"The CPG industry is fast approaching a tipping point, driven by a confluence of trends. Consumers are embracing technologies, devices, and services that make everyday tasks such as shopping, cooking, and even commuting quicker, easier, more fun, and more efficient."
― Patrick Hadlock, Partner, The Boston Consulting Group
The consumer packaged good (CPG) industry has undergone a massive change in the past decade. CPGs are those goods that are used frequently. Their regular use makes them ideal for mass production and lower cost. While the picture of this industry may seem very rosy on the outside (owing to mass production and less prices), the truth is far different. Like every other industry, it has its share of advantages and disadvantages and challenges. A general overview of this industry is outlined in the paragraphs below.
- The CPG industry manufactures good, like soft drinks, beverages, food products, processed food packets, baby products, toys, OTC (over-the-counter) drugs, dairy products, baked goodies, fruits, vegetables, groceries, toiletries, alcohol, cleaning products, etc.
- These goods are manufactured by different industries, of course, but collectively, they are sold under the CPG banner.
- An important point to be noticed here is that such goods mostly have a short shelf life, i.e., baked goods, pre-processed food packs, vegetables, etc.
- Even if they are frozen and stored, they are supposed to be sold and consumed as soon as possible, from the date of manufacture.
- The individual profit on these goods is not very large; however, the overall profit is marginally better due to them being mass produced.
- This industry is fairly huge with many corporate sub-divisions.
- The analytics in the CPG industry vary with the consumer demand and the retailers.
- This industry uses channel management as well as the 'push' and 'pull' strategy to sell goods to consumers.
- Different companies produce different products―the food industry manufactures processed food packets, the beverage industry takes care of beverages, etc.
- These goods are purchased by the wholesaler, who in turn, sell the products to the retailers.
- When the industry sells the products, it sells them at a wholesale price, while the customers pay retail price for the same products (retail price is higher than the wholesale price).
- The 'pull' strategy involves heavy advertising, while the 'push' strategy involves mere selling without promotions.
- There is a difference between the CPG industry and the retail industry―the former are the manufacturers, while the latter act as the go-between, i.e., they make the products available to customers and sell them accordingly.
- From the perspective of a consumer, this is an important characteristic.
- This does not essentially mean that the goods are always available at a low price, just that they are consumed on a daily basis, hence the low price issue sorts the problem due to extensive consumption and demand.

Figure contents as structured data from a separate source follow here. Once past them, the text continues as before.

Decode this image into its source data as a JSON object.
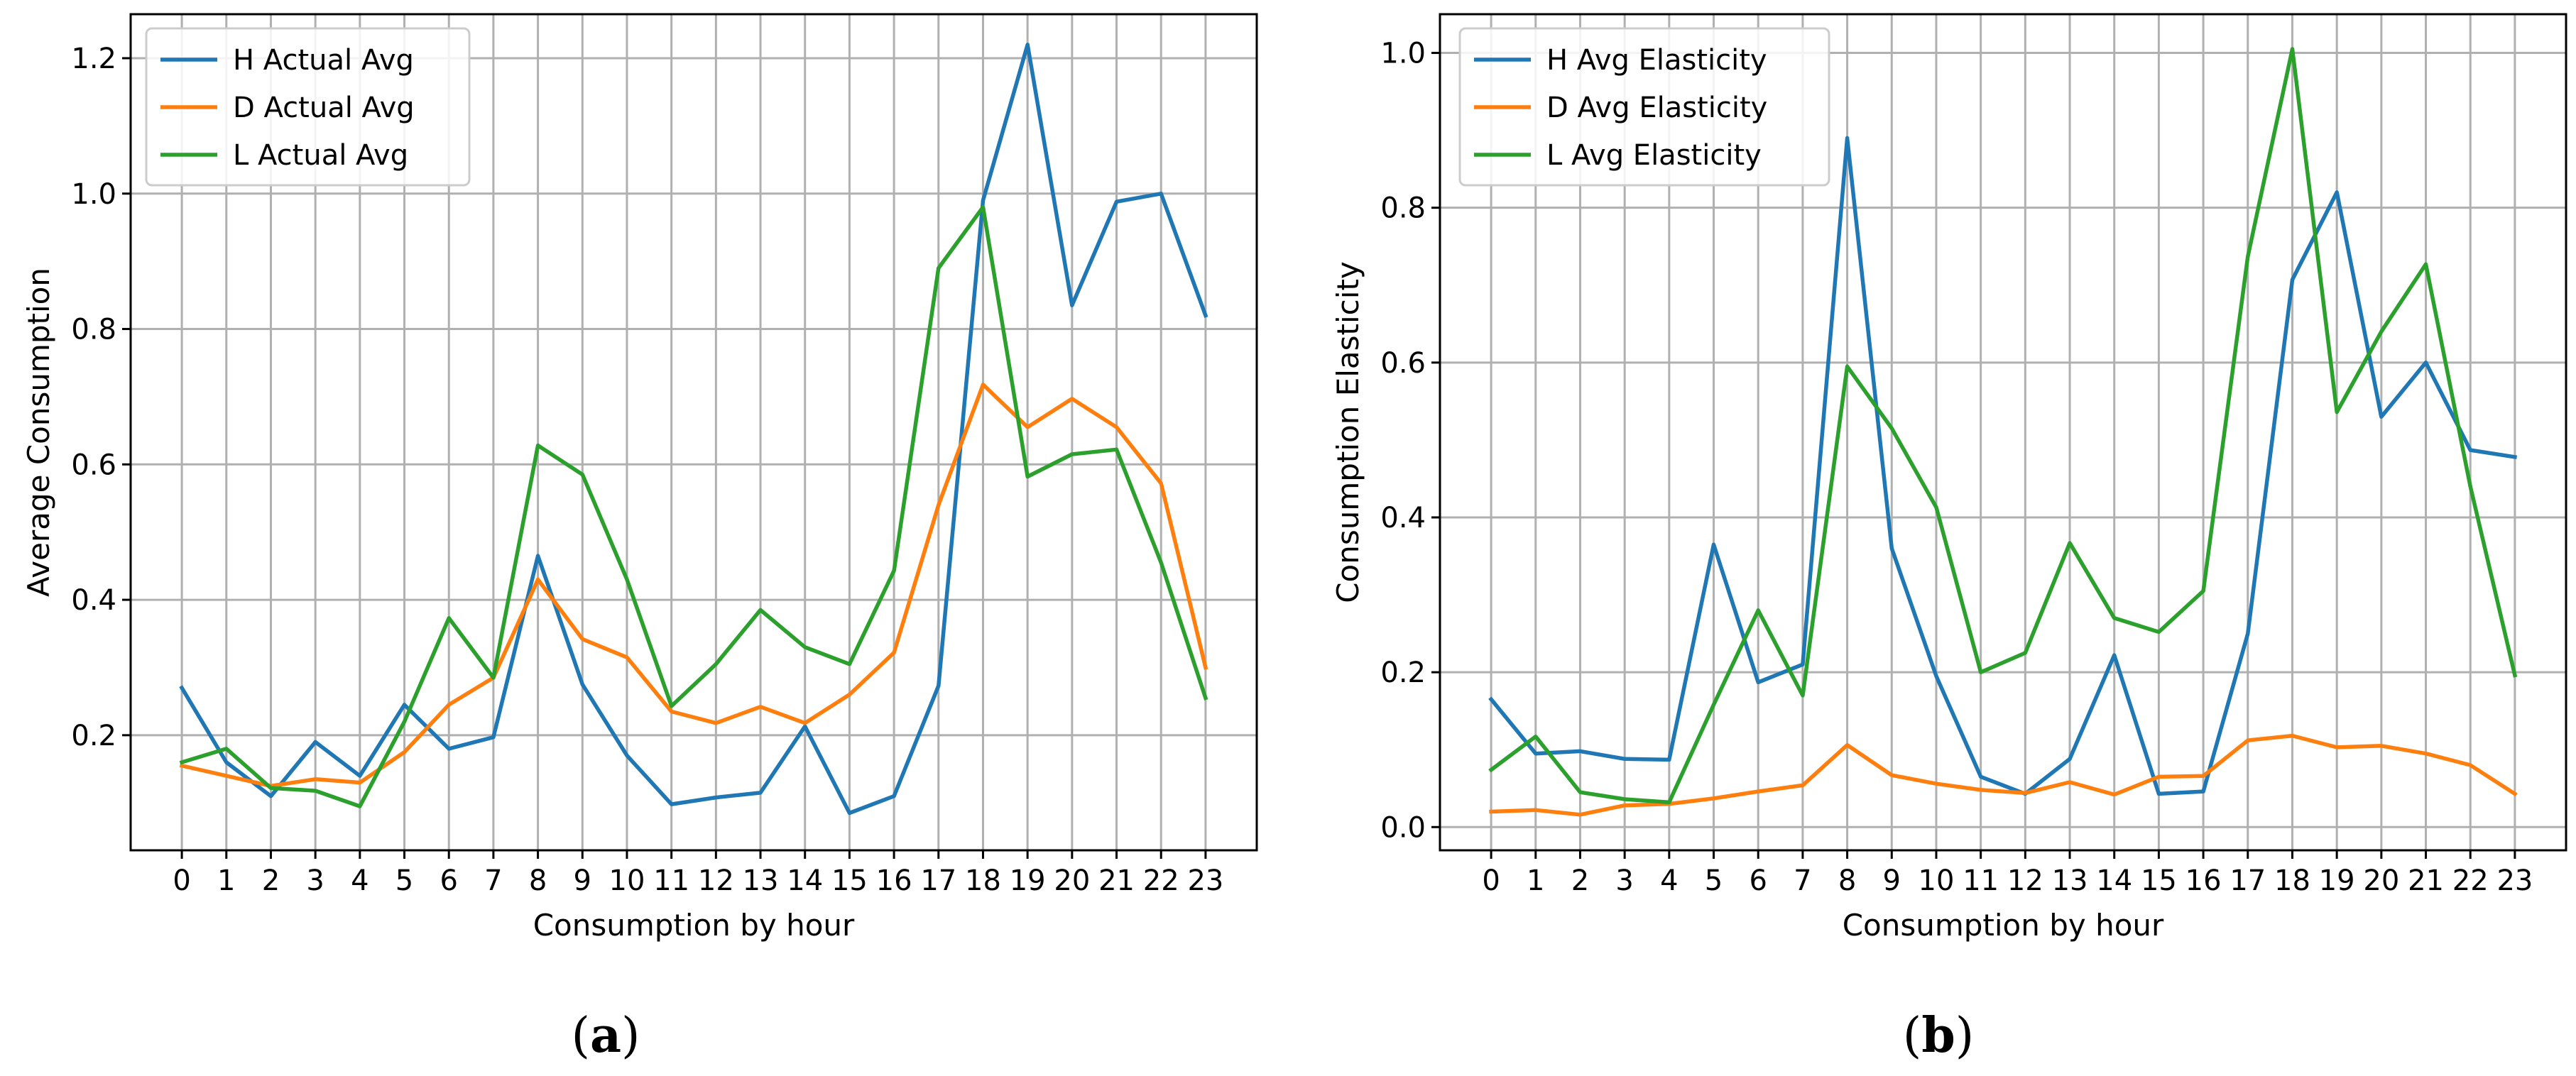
{
  "chart_data": [
    {
      "type": "line",
      "panel": "a",
      "caption": "(a)",
      "caption_open": "(",
      "caption_letter": "a",
      "caption_close": ")",
      "xlabel": "Consumption by hour",
      "ylabel": "Average Consumption",
      "x": [
        0,
        1,
        2,
        3,
        4,
        5,
        6,
        7,
        8,
        9,
        10,
        11,
        12,
        13,
        14,
        15,
        16,
        17,
        18,
        19,
        20,
        21,
        22,
        23
      ],
      "x_ticks": [
        "0",
        "1",
        "2",
        "3",
        "4",
        "5",
        "6",
        "7",
        "8",
        "9",
        "10",
        "11",
        "12",
        "13",
        "14",
        "15",
        "16",
        "17",
        "18",
        "19",
        "20",
        "21",
        "22",
        "23"
      ],
      "xlim": [
        -1.15,
        24.15
      ],
      "ylim": [
        0.03,
        1.265
      ],
      "y_ticks": [
        0.2,
        0.4,
        0.6,
        0.8,
        1.0,
        1.2
      ],
      "y_tick_labels": [
        "0.2",
        "0.4",
        "0.6",
        "0.8",
        "1.0",
        "1.2"
      ],
      "grid": true,
      "legend_position": "upper-left",
      "series": [
        {
          "name": "H Actual Avg",
          "color": "#1f77b4",
          "values": [
            0.27,
            0.16,
            0.11,
            0.19,
            0.14,
            0.245,
            0.18,
            0.197,
            0.465,
            0.275,
            0.17,
            0.098,
            0.108,
            0.115,
            0.213,
            0.085,
            0.11,
            0.273,
            0.99,
            1.22,
            0.835,
            0.988,
            1.0,
            0.82
          ]
        },
        {
          "name": "D Actual Avg",
          "color": "#ff7f0e",
          "values": [
            0.155,
            0.14,
            0.125,
            0.135,
            0.13,
            0.175,
            0.245,
            0.285,
            0.43,
            0.342,
            0.315,
            0.235,
            0.218,
            0.242,
            0.218,
            0.26,
            0.322,
            0.54,
            0.718,
            0.655,
            0.697,
            0.655,
            0.572,
            0.3
          ]
        },
        {
          "name": "L Actual Avg",
          "color": "#2ca02c",
          "values": [
            0.16,
            0.18,
            0.122,
            0.118,
            0.095,
            0.22,
            0.373,
            0.285,
            0.628,
            0.585,
            0.43,
            0.243,
            0.305,
            0.385,
            0.33,
            0.305,
            0.443,
            0.89,
            0.98,
            0.582,
            0.615,
            0.622,
            0.455,
            0.255
          ]
        }
      ]
    },
    {
      "type": "line",
      "panel": "b",
      "caption": "(b)",
      "caption_open": "(",
      "caption_letter": "b",
      "caption_close": ")",
      "xlabel": "Consumption by hour",
      "ylabel": "Consumption Elasticity",
      "x": [
        0,
        1,
        2,
        3,
        4,
        5,
        6,
        7,
        8,
        9,
        10,
        11,
        12,
        13,
        14,
        15,
        16,
        17,
        18,
        19,
        20,
        21,
        22,
        23
      ],
      "x_ticks": [
        "0",
        "1",
        "2",
        "3",
        "4",
        "5",
        "6",
        "7",
        "8",
        "9",
        "10",
        "11",
        "12",
        "13",
        "14",
        "15",
        "16",
        "17",
        "18",
        "19",
        "20",
        "21",
        "22",
        "23"
      ],
      "xlim": [
        -1.15,
        24.15
      ],
      "ylim": [
        -0.03,
        1.05
      ],
      "y_ticks": [
        0.0,
        0.2,
        0.4,
        0.6,
        0.8,
        1.0
      ],
      "y_tick_labels": [
        "0.0",
        "0.2",
        "0.4",
        "0.6",
        "0.8",
        "1.0"
      ],
      "grid": true,
      "legend_position": "upper-left",
      "series": [
        {
          "name": "H Avg Elasticity",
          "color": "#1f77b4",
          "values": [
            0.165,
            0.095,
            0.098,
            0.088,
            0.087,
            0.365,
            0.187,
            0.21,
            0.89,
            0.36,
            0.195,
            0.065,
            0.043,
            0.088,
            0.222,
            0.043,
            0.046,
            0.25,
            0.707,
            0.82,
            0.53,
            0.6,
            0.487,
            0.478
          ]
        },
        {
          "name": "D Avg Elasticity",
          "color": "#ff7f0e",
          "values": [
            0.02,
            0.022,
            0.016,
            0.028,
            0.03,
            0.037,
            0.046,
            0.054,
            0.106,
            0.067,
            0.056,
            0.048,
            0.044,
            0.058,
            0.042,
            0.065,
            0.066,
            0.112,
            0.118,
            0.103,
            0.105,
            0.095,
            0.08,
            0.043
          ]
        },
        {
          "name": "L Avg Elasticity",
          "color": "#2ca02c",
          "values": [
            0.074,
            0.117,
            0.045,
            0.036,
            0.032,
            0.158,
            0.28,
            0.17,
            0.595,
            0.515,
            0.413,
            0.2,
            0.225,
            0.367,
            0.27,
            0.252,
            0.305,
            0.737,
            1.005,
            0.536,
            0.64,
            0.727,
            0.44,
            0.196
          ]
        }
      ]
    }
  ]
}
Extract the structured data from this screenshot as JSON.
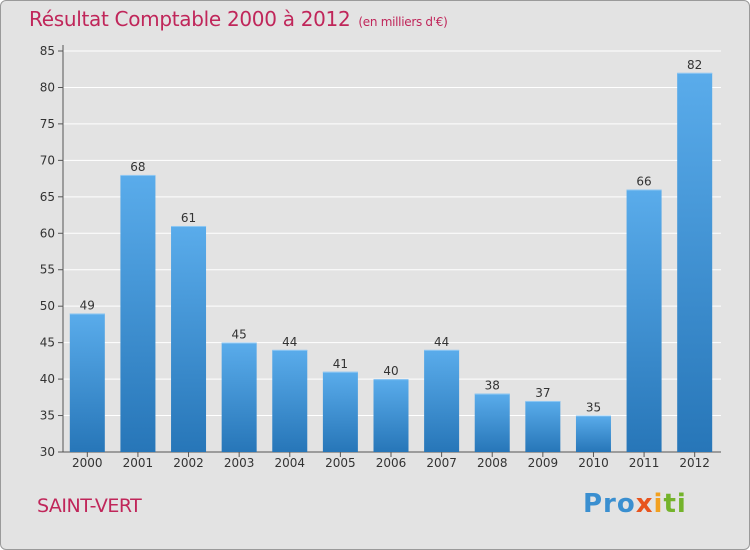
{
  "chart_data": {
    "type": "bar",
    "title": "Résultat Comptable 2000 à 2012",
    "subtitle": "(en milliers d'€)",
    "categories": [
      "2000",
      "2001",
      "2002",
      "2003",
      "2004",
      "2005",
      "2006",
      "2007",
      "2008",
      "2009",
      "2010",
      "2011",
      "2012"
    ],
    "values": [
      49,
      68,
      61,
      45,
      44,
      41,
      40,
      44,
      38,
      37,
      35,
      66,
      82
    ],
    "ylim": [
      30,
      85
    ],
    "yticks": [
      30,
      35,
      40,
      45,
      50,
      55,
      60,
      65,
      70,
      75,
      80,
      85
    ],
    "xlabel": "",
    "ylabel": "",
    "grid": true,
    "bar_color_top": "#5aaceb",
    "bar_color_bottom": "#2776b8"
  },
  "commune": "SAINT-VERT",
  "logo": {
    "p1": "Pro",
    "p2": "x",
    "p3": "i",
    "p4": "ti"
  }
}
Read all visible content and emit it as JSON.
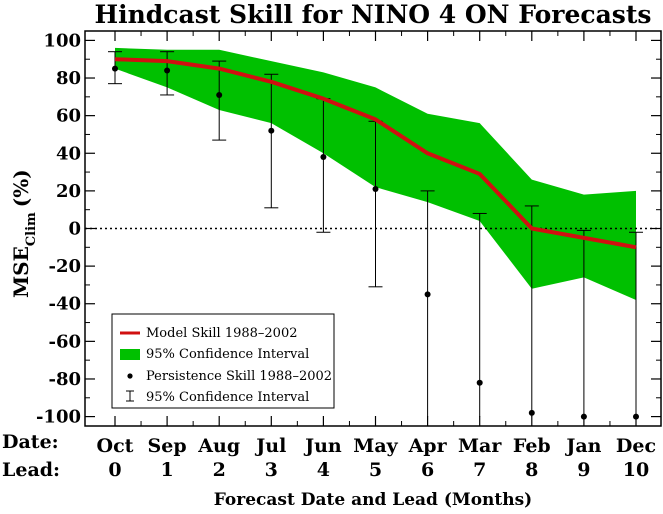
{
  "chart_data": {
    "type": "line",
    "title": "Hindcast Skill for NINO 4 ON Forecasts",
    "xlabel": "Forecast Date and Lead (Months)",
    "ylabel_main": "MSE",
    "ylabel_sub": "Clim",
    "ylabel_unit": "(%)",
    "row_labels": {
      "date": "Date:",
      "lead": "Lead:"
    },
    "categories": [
      "Oct",
      "Sep",
      "Aug",
      "Jul",
      "Jun",
      "May",
      "Apr",
      "Mar",
      "Feb",
      "Jan",
      "Dec"
    ],
    "leads": [
      "0",
      "1",
      "2",
      "3",
      "4",
      "5",
      "6",
      "7",
      "8",
      "9",
      "10"
    ],
    "ylim": [
      -105,
      105
    ],
    "yticks": [
      -100,
      -80,
      -60,
      -40,
      -20,
      0,
      20,
      40,
      60,
      80,
      100
    ],
    "zero_line": "dotted",
    "legend_position": "bottom-left",
    "colors": {
      "model": "#d01010",
      "band": "#00c000",
      "persistence": "#000000"
    },
    "series": [
      {
        "name": "Model Skill 1988–2002",
        "values": [
          90,
          89,
          85,
          78,
          69,
          58,
          40,
          29,
          0,
          -5,
          -10
        ]
      },
      {
        "name": "95% Confidence Interval",
        "lower": [
          85,
          75,
          63,
          56,
          40,
          22,
          14,
          4,
          -32,
          -26,
          -38
        ],
        "upper": [
          96,
          95,
          95,
          89,
          83,
          75,
          61,
          56,
          26,
          18,
          20
        ]
      },
      {
        "name": "Persistence Skill 1988–2002",
        "values": [
          85,
          84,
          71,
          52,
          38,
          21,
          -35,
          -82,
          -98,
          -100,
          -100
        ]
      },
      {
        "name": "95% Confidence Interval",
        "lower": [
          77,
          71,
          47,
          11,
          -2,
          -31,
          -100,
          -100,
          -100,
          -100,
          -100
        ],
        "upper": [
          94,
          94,
          89,
          82,
          69,
          57,
          20,
          8,
          12,
          -1,
          -2
        ]
      }
    ]
  }
}
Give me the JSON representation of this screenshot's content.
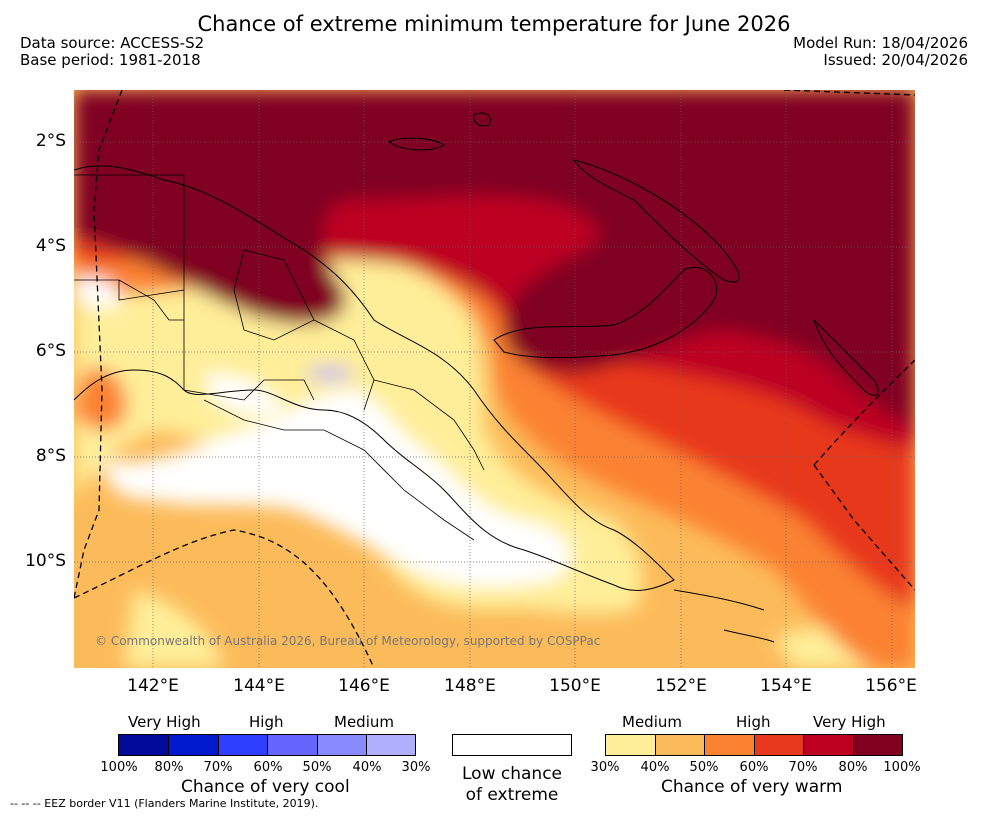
{
  "title": "Chance of extreme minimum temperature for June 2026",
  "data_source": "Data source: ACCESS-S2",
  "base_period": "Base period: 1981-2018",
  "model_run": "Model Run: 18/04/2026",
  "issued": "Issued: 20/04/2026",
  "lat_labels": [
    "2°S",
    "4°S",
    "6°S",
    "8°S",
    "10°S"
  ],
  "lon_labels": [
    "142°E",
    "144°E",
    "146°E",
    "148°E",
    "150°E",
    "152°E",
    "154°E",
    "156°E"
  ],
  "copyright": "© Commonwealth of Australia 2026, Bureau of Meteorology, supported by COSPPac",
  "legend": {
    "cool": {
      "title": "Chance of very cool",
      "categories": [
        "Very High",
        "High",
        "Medium"
      ],
      "ticks": [
        "100%",
        "80%",
        "70%",
        "60%",
        "50%",
        "40%",
        "30%"
      ],
      "colors": [
        "#000c99",
        "#0019cc",
        "#2e3fff",
        "#6666ff",
        "#8a8aff",
        "#b0b0ff"
      ]
    },
    "low": {
      "line1": "Low chance",
      "line2": "of extreme",
      "color": "#ffffff"
    },
    "warm": {
      "title": "Chance of very warm",
      "categories": [
        "Medium",
        "High",
        "Very High"
      ],
      "ticks": [
        "30%",
        "40%",
        "50%",
        "60%",
        "70%",
        "80%",
        "100%"
      ],
      "colors": [
        "#ffee99",
        "#fcbb5a",
        "#fb8231",
        "#e8391e",
        "#bd0020",
        "#800020"
      ]
    }
  },
  "eez_note": "--  --  -- EEZ border V11 (Flanders Marine Institute, 2019)."
}
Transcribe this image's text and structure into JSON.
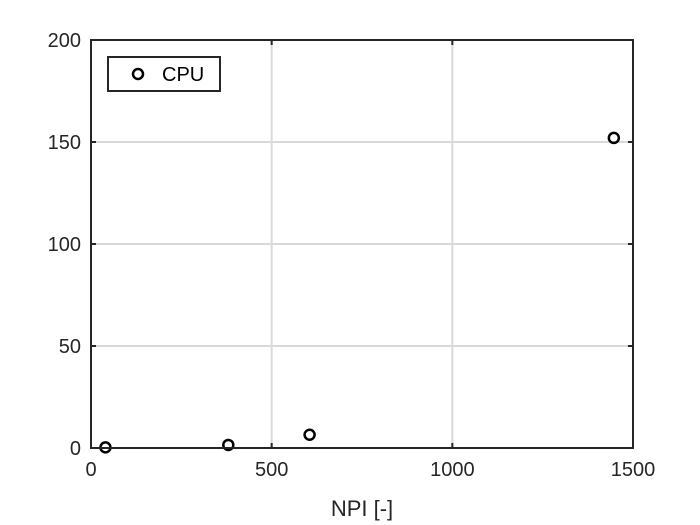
{
  "chart_data": {
    "type": "scatter",
    "title": "",
    "xlabel": "NPI [-]",
    "ylabel": "",
    "xlim": [
      0,
      1500
    ],
    "ylim": [
      0,
      200
    ],
    "xticks": [
      0,
      500,
      1000,
      1500
    ],
    "yticks": [
      0,
      50,
      100,
      150,
      200
    ],
    "xtick_labels": [
      "0",
      "500",
      "1000",
      "1500"
    ],
    "ytick_labels": [
      "0",
      "50",
      "100",
      "150",
      "200"
    ],
    "grid": true,
    "legend": {
      "placement": "top-left"
    },
    "series": [
      {
        "name": "CPU",
        "marker": "circle-open",
        "color": "#000000",
        "x": [
          40,
          380,
          605,
          1447
        ],
        "y": [
          0.3,
          1.5,
          6.5,
          152
        ]
      }
    ]
  }
}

- Also, the price may be subject to change, depending on the market situation; mostly though, they are easily affordable.
- As mentioned before, food, beverages, groceries, etc., are regularly used items.
- These are the goods that can be clubbed together as 'basic necessities'.
- Since they are necessary almost everyday, their purchase is fairly frequent.
- A customer will purchase a huge box of fresh fruit and come back within 3-4 days for another. Thus, there is frequent demand.
Huge Distribution Network
- This characteristic is from the manufacturer/marketer's point of view.
- Since the items are frequently necessary, the distribution network is obviously huge.
- Every town, city, or suburb will have stores containing CPGs.
- Thus, it is necessary for the manufacturer/seller to analyze the widespread network and distribute the items in every grocery store and supermarket.
High Inventory Turnover
- Inventory turnover or stock turnover is the total cost of goods sold divided by the average inventory.
- This value indicates the marketing effort and other related factors.
- A low inventory turnover rate may indicate extra stocking, which may be good or bad depending on the current situation.
- A high rate may indicate stock shortage.
- In case of the CPG industry, the stock turnover is generally high, which may lead to a loss in case of a poorly managed inventory control system as well as marketing tactics.
- Pointless though this characteristic may seem, it deserves an important mention.
- This is because it plays a crucial factor for the high produce and sale. A consumer does not have to think much when he is buying CPGs.
- In fact, he does not have to think at all―the investment is necessary and important and easy.
- In contrast to buying a car or a computer, the purchase of these goods requires very less thinking.
Low Contribution Per Unit
- Mathematically, this term is the difference between the selling price per item and the variable cost of the same item.
- The value is important in the calculations of vital terms, like operating leverage.
- The CPG industry generally has a low contribution margin.
- The challenges to the CPG industry mainly involve preventing a total loss situation and avoiding overstocking.
- That said, the trends can change any time, with the consumer's demand as well as the market situation.
- The growth rate of the CPG industry has been remarkable over the past decade, due to a continuous growth in technology.
- The manufacturers have to face the wrath in case of any fault in production.
- A number of problems are bound to occur; for example, the extra products may not have been sold, resulting in a loss, there may have been excess demand for a particular product, which again threatens the industry, etc.
- These issues must be carefully discussed before production.
Mass production is constantly required with respect to the CPG industry, the reason being, the regular usage of products. However, the production should also be carefully planned and monitored so as to avoid wastage of goods and loss of capital.